La Résolution sous-estime le fait que les économies fortes sont bien mieux loties que les faibles : « L’une des manifestations les plus importantes de la gravité de la crise actuelle, contrairement aux situations passées de crise économique ouverte et à la crise de 2008, réside dans le fait que les pays centraux (Allemagne, Chine et États-Unis) ont été frappés simultanément et sont parmi les plus touchés par la récession, la Chine par une forte baisse du taux de croissance en 2020. » (point 15)

Et elle nie que la Chine sorte gagnante de la situation : « Seule nation à avoir un taux de croissance positif en 2020 (2 %), la Chine n’est pas sortie triomphante ou renforcée de la crise pandémique, même si elle a momentanément gagné du terrain au détriment de ses rivaux. Bien au contraire. » (point 16)

La force motrice d’un capitaliste est la recherche du profit le plus élevé. En période de récession, lorsque tous ou la plupart des capitalistes subissent des pertes, le profit le plus élevé se transforme en perte la plus faible. Les entreprises et les États qui ont moins de pertes que leurs rivaux obtiennent de meilleurs résultats. Dans cette logique, la Chine est jusqu’à présent l’un des gagnants de la crise pandémique. D’ailleurs, les États-Unis sont aussi économiquement mieux lotis que la plupart des pays hautement industrialisés et émergents, en contradiction avec la phrase citée au point 15 de la Résolution.

Les tendances à la polarisation que je mets en avant ne sont pas en contradiction avec le cadre de la décomposition. Au contraire, les disparités croissantes augmentent l’instabilité mondiale. Mais cette instabilité est inégale. La pandémie conduit à une concentration accrue du capital compétitif, au remplacement du travail vivant par des machines et des robots, à une composition organique accrue. Le capital à la composition organique la plus élevée attire une partie des profits produits par les capitaux moins compétitifs. Tout cela se passe sur une base en réduction relative de travail vivant, car une partie de plus en plus importante de celui-ci devient superflue.

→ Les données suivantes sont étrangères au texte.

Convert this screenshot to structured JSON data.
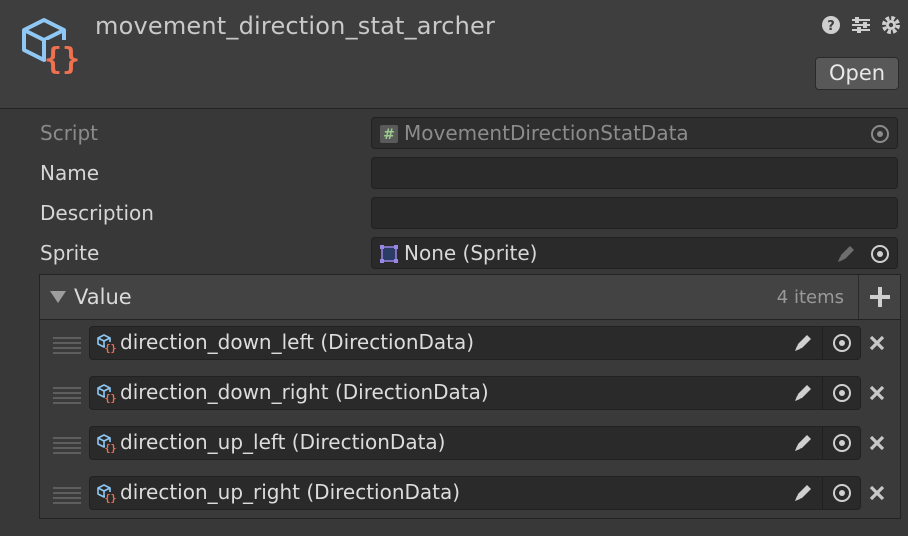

D’une part, cela aboutit à un fossé croissant et stupéfiant entre les parties rentables de l’économie mondiale et celles qui ne le sont pas. D’autre part, cela signifie une course sans merci entre les acteurs les plus avancés pour les profits restants.

Ces deux tendances ne renforcent pas la stabilité, mais leur réalité est contestée par la position « décomposition partout ». Cette dernière est une recherche permanente des phénomènes de dislocation et de désintégration, perdant de vue les tendances plus profondes et concrètes typiques des mutations actuelles.

Enfin, la Résolution parle respectivement de « tricheries avec la loi de la valeur » et avec les « lois du capitalisme », sans expliquer ce que sont ces lois et ce que signifieraient ces tricheries :

• « Non seulement le poids de la dette condamne le système capitaliste à des convulsions toujours plus dévastatrices (faillites d’entreprises et même d’États, crises financières et monétaires, etc.) mais aussi, en restreignant de plus en plus la capacité des États à tricher avec les lois du capitalisme, il ne peut qu’entraver leur capacité à relancer leur économie nationale respective. » (point 19)

• « La bourgeoisie continuera à se battre jusqu’à la mort pour la survie de son système, que ce soit par des moyens directement économiques (comme l’exploitation de ressources inexploitées et de nouveaux marchés potentiels, illustrés par le projet chinois de la Nouvelle route de la soie) ou politiques, surtout par la manipulation du crédit et les tricheries avec la loi de la valeur. Cela signifie qu’il peut toujours y avoir des phases de stabilisation entre des convulsions économiques ayant des conséquences de plus en plus profondes. » (point 20)

Ces formulations n’expliquent rien. Elles sont un déguisement improvisé pour l’absence d’un concept clair. Et sans ce dernier, tout ne devient qu’« instabilité et fragilité » et « incertitude croissante ».

3. Polarisation impérialiste et menace de guerre

Une conséquence de la négligence de la polarisation économique par le dernier Congrès international est la sous-estimation des tensions impérialistes et de la menace de guerre.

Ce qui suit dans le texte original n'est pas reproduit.